MAPS was founded in 1986, the very year after MDMA was scheduled, and while its overall purview was to work in promoting clinical research into medical uses for psychedelic substances, one of the primary targets of the organization was the legitimization of MDMA for psychotherapy. Initial studies displayed extraordinary success in MDMA helping patients overcome PTSD when used in conjunction with psychotherapy.

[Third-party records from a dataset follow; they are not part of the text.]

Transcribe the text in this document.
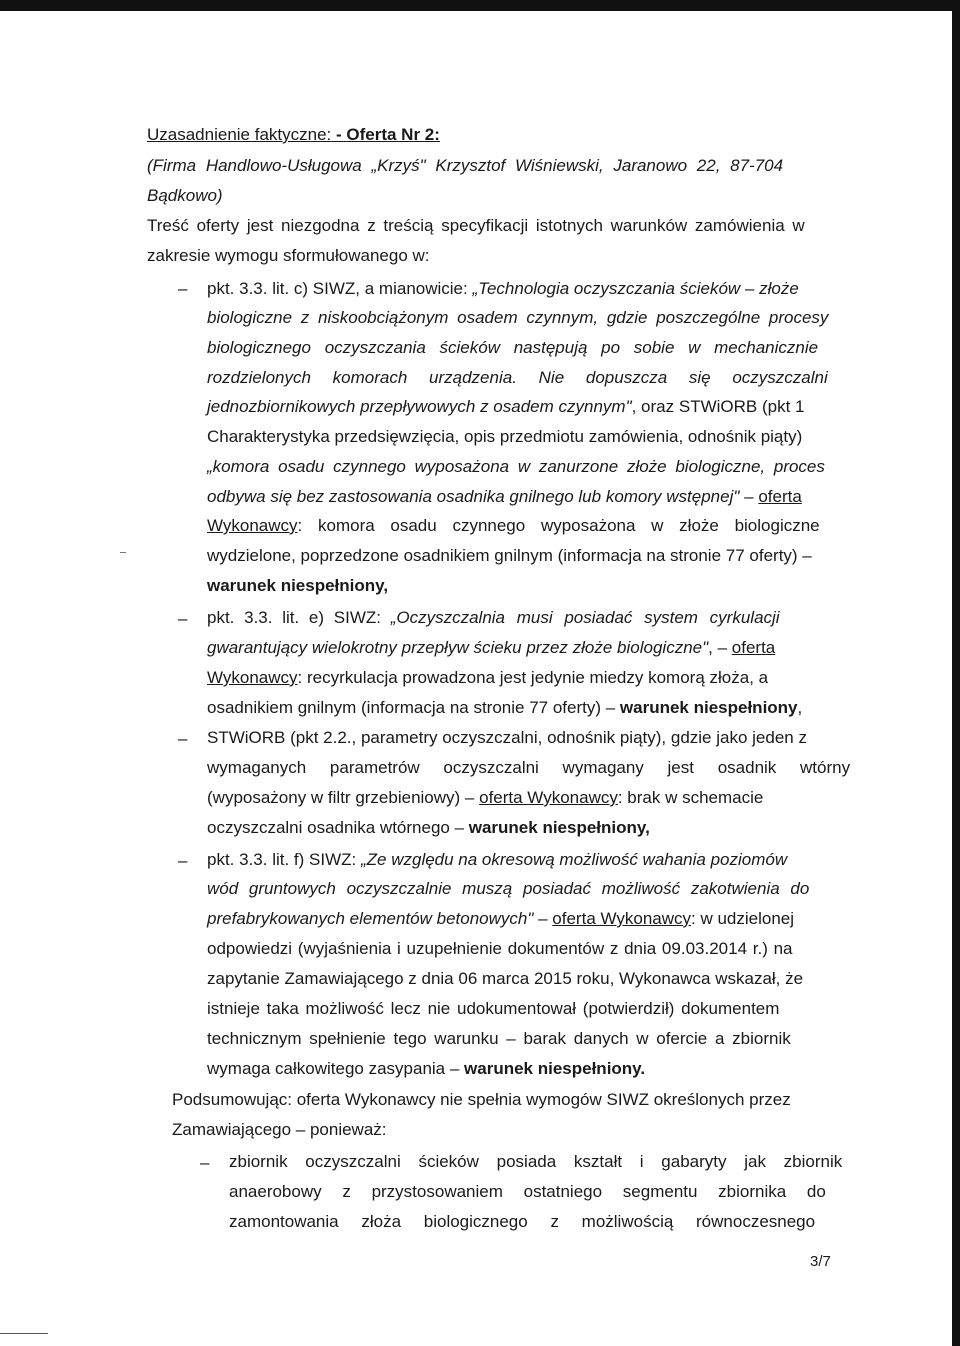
Uzasadnienie faktyczne: - Oferta Nr 2:
(Firma Handlowo-Usługowa „Krzyś" Krzysztof Wiśniewski, Jaranowo 22, 87-704
Bądkowo)
Treść oferty jest niezgodna z treścią specyfikacji istotnych warunków zamówienia w
zakresie wymogu sformułowanego w:
– pkt. 3.3. lit. c) SIWZ, a mianowicie: „Technologia oczyszczania ścieków – złoże
biologiczne z niskoobciążonym osadem czynnym, gdzie poszczególne procesy
biologicznego oczyszczania ścieków następują po sobie w mechanicznie
rozdzielonych komorach urządzenia. Nie dopuszcza się oczyszczalni
jednozbiornikowych przepływowych z osadem czynnym" , oraz STWiORB (pkt 1
Charakterystyka przedsięwzięcia, opis przedmiotu zamówienia, odnośnik piąty)
„komora osadu czynnego wyposażona w zanurzone złoże biologiczne, proces
odbywa się bez zastosowania osadnika gnilnego lub komory wstępnej" – oferta
Wykonawcy : komora osadu czynnego wyposażona w złoże biologiczne
wydzielone, poprzedzone osadnikiem gnilnym (informacja na stronie 77 oferty) –
warunek niespełniony,
– pkt. 3.3. lit. e) SIWZ: „Oczyszczalnia musi posiadać system cyrkulacji
gwarantujący wielokrotny przepływ ścieku przez złoże biologiczne" , – oferta
Wykonawcy : recyrkulacja prowadzona jest jedynie miedzy komorą złoża, a
osadnikiem gnilnym (informacja na stronie 77 oferty) – warunek niespełniony ,
– STWiORB (pkt 2.2., parametry oczyszczalni, odnośnik piąty), gdzie jako jeden z
wymaganych parametrów oczyszczalni wymagany jest osadnik wtórny
(wyposażony w filtr grzebieniowy) – oferta Wykonawcy : brak w schemacie
oczyszczalni osadnika wtórnego – warunek niespełniony,
– pkt. 3.3. lit. f) SIWZ: „Ze względu na okresową możliwość wahania poziomów
wód gruntowych oczyszczalnie muszą posiadać możliwość zakotwienia do
prefabrykowanych elementów betonowych" – oferta Wykonawcy : w udzielonej
odpowiedzi (wyjaśnienia i uzupełnienie dokumentów z dnia 09.03.2014 r.) na
zapytanie Zamawiającego z dnia 06 marca 2015 roku, Wykonawca wskazał, że
istnieje taka możliwość lecz nie udokumentował (potwierdził) dokumentem
technicznym spełnienie tego warunku – barak danych w ofercie a zbiornik
wymaga całkowitego zasypania – warunek niespełniony.
Podsumowując: oferta Wykonawcy nie spełnia wymogów SIWZ określonych przez
Zamawiającego – ponieważ:
– zbiornik oczyszczalni ścieków posiada kształt i gabaryty jak zbiornik
anaerobowy z przystosowaniem ostatniego segmentu zbiornika do
zamontowania złoża biologicznego z możliwością równoczesnego
3/7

After several Phase II studies were conducted around the world, it was found that 68 percent of subjects were considered free of PTSD symptoms up to twelve months after a twelve-week treatment. All Phase II subjects were selected for having chronic, treatment-resitant PTSD and suffered from the condition for an average of over 17 years.
The structure of the Phase III trial is set to mirror most of the early studies. Over a twelve-week treatment period, patients will undergo three, day-long MDMA-assisted psychotherapy sessions, alongside twelve preparatory and integration therapy sessions. Participants will be randomized against a control group, who will undergo the same process but receive a placebo.
In addition to this final phase approval, the FDA has granted these trials a Breakthrough Therapy Designation. This FDA qualification is given to drugs that preliminary trials have demonstrated offer substantial improvements over current treatments and allows the approval process to be expedited in a more timely and efficient way than usual.
All things going well, MAPS estimates the MDMA-assisted, PTSD treatment could become an approved prescription medicine by 2021. As well as offering a revolution in treatment for those suffering from PTSD, this would mark a breakthrough in the legitimization of psychedelic medicines. A variety of scheduled drugs stigmatized through recreational uses are currently being examined for their medical potential, and this achievement by MAPS will hopefully remove the taboo that has frozen so much clinical research for so many years.